Cd uptake by rice was affected by soil pH value,CEC, organic matter and ionic interaction, while soil pH value was one of the main factors affecting of Cd availability. The higher the soil pH value,the weaker the activity of Cd in soil. The results showed that the application of XFJ organic fertilizer and LXM calcium-and silicon-based passivator could increase the soil pH value and reduce the available Cd content in soil. This was because a large amount of ammonium ions would be produced after the application of organic fertilizer so that the soil pH value increased. At the same time, the application of organic fertilizer could increase the organic matter content in soil, the functional groups in organic matter,such as carboxyl and phenolic hydroxyl groups, could effectively adsorb CD in soil and thereby the available Cd content in soil decreased. After adding calciumand silicon-based passivators, because they were rich in alkaline metal compounds such as Ca and Si,they released a large number of hydroxyl ions under hydrolysis, which can improve the soil pH value. Moreover, there was adsorption between Si and Cd, which can form silicon-cadmium polymer, so as to reduce the available Cd content in soil. These two remediation agents can reduce the available Cd content in soil by relying on their own nutrient elements or by increasing soil pH value. The soil pH value decreased significantly after the application of SMA microbial inoculant, because the growth and reproduction of acid producing bacteria led to the accumulation of organic and inorganic acids.Therefore, the available Cd content in SMA1 and SMA3 treatment increased, while the reason why the available Cd content decreased rather than increase in SMA2 treatment needed to be further studied.

There were two ways to reduce the Cd content in brown rice. One was making the bio-availability in soil decrease and another one was preventing rice’s organs from transporting Cd to grains. The main components of 4 remediation agents used in this test contained Ca and Si. There was competition between Ca and Cd, and this competition was not only reflected in the root cell membrane, but also in the transporters in rice, which reduced the absorption of Cd by rice.Si could form silicon-cadmium complex oxide with Cd in plants, inhibited the transport of Cd from rice to aboveground, and reduced the Cd content in brown rice. In this experiment, the application of 4 remediation agents had no significant effect on the available Cd content in soil, whereas significantly reduced the Cd content in brown rice. It may be attributed to that the application of remediation agents inhibited the absorption and transport of Cd in rice,nevertheless, this needs to be confirmed by further research.

LXM calcium-and silicon-based passivator(available silicon≥15%; available calcium≥40%) had the best resistance and control effect on Cd in brown rice, and the Cd content in brown rice decreased with the increase of application amount. The Cd content in brown rice with 6 000 kg/kmLXM calcium-and silicon-based passivator was the smallest, whereas it did not reached the safe edible national standard.

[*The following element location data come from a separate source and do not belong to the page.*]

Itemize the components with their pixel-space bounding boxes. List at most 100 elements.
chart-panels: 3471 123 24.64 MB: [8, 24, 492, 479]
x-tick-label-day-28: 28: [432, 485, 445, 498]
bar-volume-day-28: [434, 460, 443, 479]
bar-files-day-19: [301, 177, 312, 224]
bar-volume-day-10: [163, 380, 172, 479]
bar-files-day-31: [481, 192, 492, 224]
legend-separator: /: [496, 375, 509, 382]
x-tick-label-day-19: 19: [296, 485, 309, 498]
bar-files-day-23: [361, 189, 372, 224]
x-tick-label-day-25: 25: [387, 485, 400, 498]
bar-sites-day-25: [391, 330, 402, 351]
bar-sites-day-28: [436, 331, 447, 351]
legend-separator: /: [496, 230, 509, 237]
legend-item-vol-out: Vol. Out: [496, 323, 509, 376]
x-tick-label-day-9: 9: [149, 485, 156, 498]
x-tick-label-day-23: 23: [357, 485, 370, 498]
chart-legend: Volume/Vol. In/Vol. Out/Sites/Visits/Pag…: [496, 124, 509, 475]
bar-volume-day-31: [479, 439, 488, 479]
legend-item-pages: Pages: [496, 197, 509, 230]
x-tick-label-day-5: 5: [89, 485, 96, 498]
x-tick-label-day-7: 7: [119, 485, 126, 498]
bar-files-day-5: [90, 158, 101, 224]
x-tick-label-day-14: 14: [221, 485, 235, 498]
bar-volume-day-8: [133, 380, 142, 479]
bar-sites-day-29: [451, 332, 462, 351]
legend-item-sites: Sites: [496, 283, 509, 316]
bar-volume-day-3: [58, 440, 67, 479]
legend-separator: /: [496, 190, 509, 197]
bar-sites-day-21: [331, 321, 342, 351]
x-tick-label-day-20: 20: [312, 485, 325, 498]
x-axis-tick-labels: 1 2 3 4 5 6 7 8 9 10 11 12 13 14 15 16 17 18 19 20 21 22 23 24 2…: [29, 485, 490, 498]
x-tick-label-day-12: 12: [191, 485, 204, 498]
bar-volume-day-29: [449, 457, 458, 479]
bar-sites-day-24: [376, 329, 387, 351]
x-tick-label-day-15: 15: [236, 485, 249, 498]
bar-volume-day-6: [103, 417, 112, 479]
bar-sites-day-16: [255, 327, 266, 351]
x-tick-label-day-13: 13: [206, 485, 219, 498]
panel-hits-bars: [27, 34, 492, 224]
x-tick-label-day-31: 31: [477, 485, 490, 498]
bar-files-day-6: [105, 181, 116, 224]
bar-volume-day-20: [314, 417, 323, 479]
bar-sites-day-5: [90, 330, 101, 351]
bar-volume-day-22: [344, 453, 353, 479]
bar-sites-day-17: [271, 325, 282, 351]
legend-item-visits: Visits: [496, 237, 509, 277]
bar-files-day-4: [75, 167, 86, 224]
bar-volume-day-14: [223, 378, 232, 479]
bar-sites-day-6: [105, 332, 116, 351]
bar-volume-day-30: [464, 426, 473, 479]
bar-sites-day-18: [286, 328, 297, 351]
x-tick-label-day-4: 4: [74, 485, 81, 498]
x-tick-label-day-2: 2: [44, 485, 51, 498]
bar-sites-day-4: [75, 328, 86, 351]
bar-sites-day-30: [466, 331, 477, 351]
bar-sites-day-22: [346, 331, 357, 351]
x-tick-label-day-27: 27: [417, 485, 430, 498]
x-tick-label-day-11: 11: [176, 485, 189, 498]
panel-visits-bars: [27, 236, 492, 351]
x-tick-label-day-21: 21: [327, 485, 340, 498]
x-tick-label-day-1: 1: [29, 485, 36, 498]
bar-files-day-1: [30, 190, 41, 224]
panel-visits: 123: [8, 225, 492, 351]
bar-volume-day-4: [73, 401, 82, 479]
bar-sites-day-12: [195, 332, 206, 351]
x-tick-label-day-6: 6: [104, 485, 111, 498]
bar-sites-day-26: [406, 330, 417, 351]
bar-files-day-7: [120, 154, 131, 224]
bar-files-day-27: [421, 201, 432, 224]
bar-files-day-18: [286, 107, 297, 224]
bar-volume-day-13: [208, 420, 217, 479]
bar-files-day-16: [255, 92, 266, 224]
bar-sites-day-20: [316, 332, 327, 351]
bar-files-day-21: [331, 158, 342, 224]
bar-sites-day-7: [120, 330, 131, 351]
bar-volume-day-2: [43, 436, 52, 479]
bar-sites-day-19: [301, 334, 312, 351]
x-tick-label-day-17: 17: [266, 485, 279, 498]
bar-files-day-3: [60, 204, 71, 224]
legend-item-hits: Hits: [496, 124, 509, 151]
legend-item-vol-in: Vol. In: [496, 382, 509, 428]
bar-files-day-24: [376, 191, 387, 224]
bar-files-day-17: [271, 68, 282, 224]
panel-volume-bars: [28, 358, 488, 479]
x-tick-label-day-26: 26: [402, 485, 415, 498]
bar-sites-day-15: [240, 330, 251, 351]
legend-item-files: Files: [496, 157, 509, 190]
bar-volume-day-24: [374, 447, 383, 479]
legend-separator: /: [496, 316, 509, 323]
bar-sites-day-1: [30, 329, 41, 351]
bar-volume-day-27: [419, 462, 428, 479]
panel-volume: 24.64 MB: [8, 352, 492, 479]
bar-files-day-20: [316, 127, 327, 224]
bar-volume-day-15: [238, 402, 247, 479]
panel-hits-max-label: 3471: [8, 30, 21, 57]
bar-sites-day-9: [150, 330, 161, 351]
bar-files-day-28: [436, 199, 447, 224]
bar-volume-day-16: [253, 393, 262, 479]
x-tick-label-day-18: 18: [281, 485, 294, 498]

On the one hand, the test site was a Cd heavily polluted area. On the other hand, the use of remediation agents to reduce Cd to a certain extent could not be achieved overnight, and it needed to be applied for many years to achieve the ideal effect. The physical and chemical properties of soil were significantly improved by applying the remediation agents, and the contents of soil organic matter and trace elements such as calcium and silicon increased, which was conducive to the normal growth and development of rice.

A suitable remediation agent can not only reduce the Cd content in brown rice, but also have no negative impact on the growth and yield of rice.The results showed that the application of 4 kinds of remediation agents could reduce the Cd content in brown rice, especially the application of 6 000 kg/hmLXM calcium-and silicon-based passivator had the best effect on reducing Cd in brown rice and increasing rice yield.